Per effettuare la misura debole è necessario modificare l’esperimento. Per “seguire” la traiettoria dei fotoni i ricercatori hanno sostituito il primo rilevatore con una telecamera CCD e aggiunto ad uno dei due bracci una lastra di vetro. L’effetto di deflessione rivela che i fotoni avrebbero viaggiato lungo il braccio e che sarebbero registrabili dalla telecamera, mentre la polarizzazione viene misurata ponendo un elemento ottico adatto in uno dei bracci per registrare in questo modo una deviazione ad angolo retto rispetto a quella provocata dalla lastra di vetro. Ora, senza dilungarsi troppo su un set sperimentale così complicato, il punto della questione è il seguente: è possibile misurare parametri differenti nello stesso momento. In che modo? Mettendo il vetro e l’elemento ottico nel braccio destro dell’interferomentro è possibile dimostrare che la polarizzazione esiste indipendentemente dal fotone. Ecco trovato il gatto del Cheshire!

Visto che sono passati ben 21 mesi dalla comparsa dell’articolo originale su  arXiv.org, Popescu e colleghi sono consapevoli della diffidenza della comunità scientifica. Va detto che sono molti i casi in cui la tecnica della misurazione debole fa letteralmente resuscitare vecchi paradossi: il problema è stato dettagliatamente affrontato discutendo il paradosso di Hardy. Hanno anche applicato la stessa strategia esplicativa a quello che è probabilmente il più famoso paradosso quantistico: l’idea di un’energia cinetica negativa. L’energia cinetica è, per definizione, una quantità positiva, ma sembra essere negativa per particelle che hanno l’effetto tunneling.

“L’esempio tunneling è stato infatti utilizzato più e più volte, in quasi tutti i libri di testo per spiegare come funziona la meccanica quantistica, ma i paradossi non sono altro che illusioni derivanti dal desiderio errato di applicare il pensiero classico ovunque, pensando che una comprensione ‘corretta’ della meccanica quantistica potrebbe rimuovere completamente il paradosso”, ha concluso Popescu. “Quello che abbiamo dimostrato è che in questa idea standard per licenziare i paradossi genera intuizioni sbagliate e conduce ad aggirare tutto ciò che è veramente interessante in meccanica quantistica, come l’uso dei paradossi per guardare in modo diverso i problemi”.

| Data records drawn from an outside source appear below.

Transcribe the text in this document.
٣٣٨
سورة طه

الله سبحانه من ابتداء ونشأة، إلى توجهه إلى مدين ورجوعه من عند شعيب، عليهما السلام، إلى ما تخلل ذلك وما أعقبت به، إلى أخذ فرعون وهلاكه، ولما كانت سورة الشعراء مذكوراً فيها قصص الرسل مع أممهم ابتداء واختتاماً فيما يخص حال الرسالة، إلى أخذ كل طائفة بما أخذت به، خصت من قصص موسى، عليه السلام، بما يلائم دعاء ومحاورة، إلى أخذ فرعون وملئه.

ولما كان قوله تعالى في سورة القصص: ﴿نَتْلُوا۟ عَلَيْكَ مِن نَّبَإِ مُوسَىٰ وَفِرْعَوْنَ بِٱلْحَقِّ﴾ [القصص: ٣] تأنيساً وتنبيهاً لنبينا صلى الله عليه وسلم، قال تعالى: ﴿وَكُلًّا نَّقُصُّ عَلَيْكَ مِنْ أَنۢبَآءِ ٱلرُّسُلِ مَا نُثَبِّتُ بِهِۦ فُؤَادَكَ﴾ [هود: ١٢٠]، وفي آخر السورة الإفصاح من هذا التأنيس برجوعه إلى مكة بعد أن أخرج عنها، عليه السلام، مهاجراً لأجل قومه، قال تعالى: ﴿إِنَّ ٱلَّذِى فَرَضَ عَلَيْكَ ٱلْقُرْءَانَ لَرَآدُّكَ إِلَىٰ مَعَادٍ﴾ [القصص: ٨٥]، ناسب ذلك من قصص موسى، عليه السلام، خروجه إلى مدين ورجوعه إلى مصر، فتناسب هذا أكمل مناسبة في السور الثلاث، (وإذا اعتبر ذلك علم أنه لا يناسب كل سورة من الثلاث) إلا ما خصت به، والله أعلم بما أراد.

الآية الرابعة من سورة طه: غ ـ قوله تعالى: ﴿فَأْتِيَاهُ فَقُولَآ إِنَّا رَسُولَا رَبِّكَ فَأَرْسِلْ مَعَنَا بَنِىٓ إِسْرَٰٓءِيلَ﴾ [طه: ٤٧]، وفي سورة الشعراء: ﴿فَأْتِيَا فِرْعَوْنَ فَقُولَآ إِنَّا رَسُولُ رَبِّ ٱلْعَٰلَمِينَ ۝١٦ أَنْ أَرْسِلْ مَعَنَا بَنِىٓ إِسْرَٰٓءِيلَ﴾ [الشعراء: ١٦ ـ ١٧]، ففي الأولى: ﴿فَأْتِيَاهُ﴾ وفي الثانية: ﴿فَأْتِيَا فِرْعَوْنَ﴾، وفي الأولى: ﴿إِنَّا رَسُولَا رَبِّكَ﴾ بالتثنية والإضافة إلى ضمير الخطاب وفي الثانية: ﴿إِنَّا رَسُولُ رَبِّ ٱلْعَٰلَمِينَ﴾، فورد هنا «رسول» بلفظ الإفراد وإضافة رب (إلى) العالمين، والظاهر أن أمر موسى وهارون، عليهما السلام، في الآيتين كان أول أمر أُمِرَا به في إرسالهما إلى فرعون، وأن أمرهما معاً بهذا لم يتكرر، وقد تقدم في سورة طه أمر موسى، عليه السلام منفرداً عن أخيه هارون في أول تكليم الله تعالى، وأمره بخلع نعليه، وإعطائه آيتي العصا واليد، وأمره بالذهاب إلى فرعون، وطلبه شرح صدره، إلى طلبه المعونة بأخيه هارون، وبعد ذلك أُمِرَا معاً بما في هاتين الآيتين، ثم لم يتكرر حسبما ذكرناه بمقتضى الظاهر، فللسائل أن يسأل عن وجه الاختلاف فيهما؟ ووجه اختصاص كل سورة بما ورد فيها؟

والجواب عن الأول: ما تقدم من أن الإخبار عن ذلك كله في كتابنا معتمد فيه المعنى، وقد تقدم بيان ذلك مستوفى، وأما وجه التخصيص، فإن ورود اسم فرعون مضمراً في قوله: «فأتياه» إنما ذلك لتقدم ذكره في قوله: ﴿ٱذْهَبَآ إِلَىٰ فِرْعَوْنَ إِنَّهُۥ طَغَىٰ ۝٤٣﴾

Per quanto concerne il paradosso attuale, l’esistenza di un gatto del Cheshire quantistico pavimenta la strada a una serie di quesiti intriganti: la stessa cosa vale anche per l’elettrone e lo spin? Per l’atomo e la sua energia interna? Ad oggi non credo sia possibile testarlo sperimentalmente. E poi: come farà un elettrone con “carica disincarnata” dalla massa influenzare gli elettroni nei dintorni? Cosa succederà al campo gravitazionale di un atomo con “energia interna disincarnata”? Le applicazioni per l’esecuzione di misure di precisione sembrano le vie più percorribili nell’immediato futuro.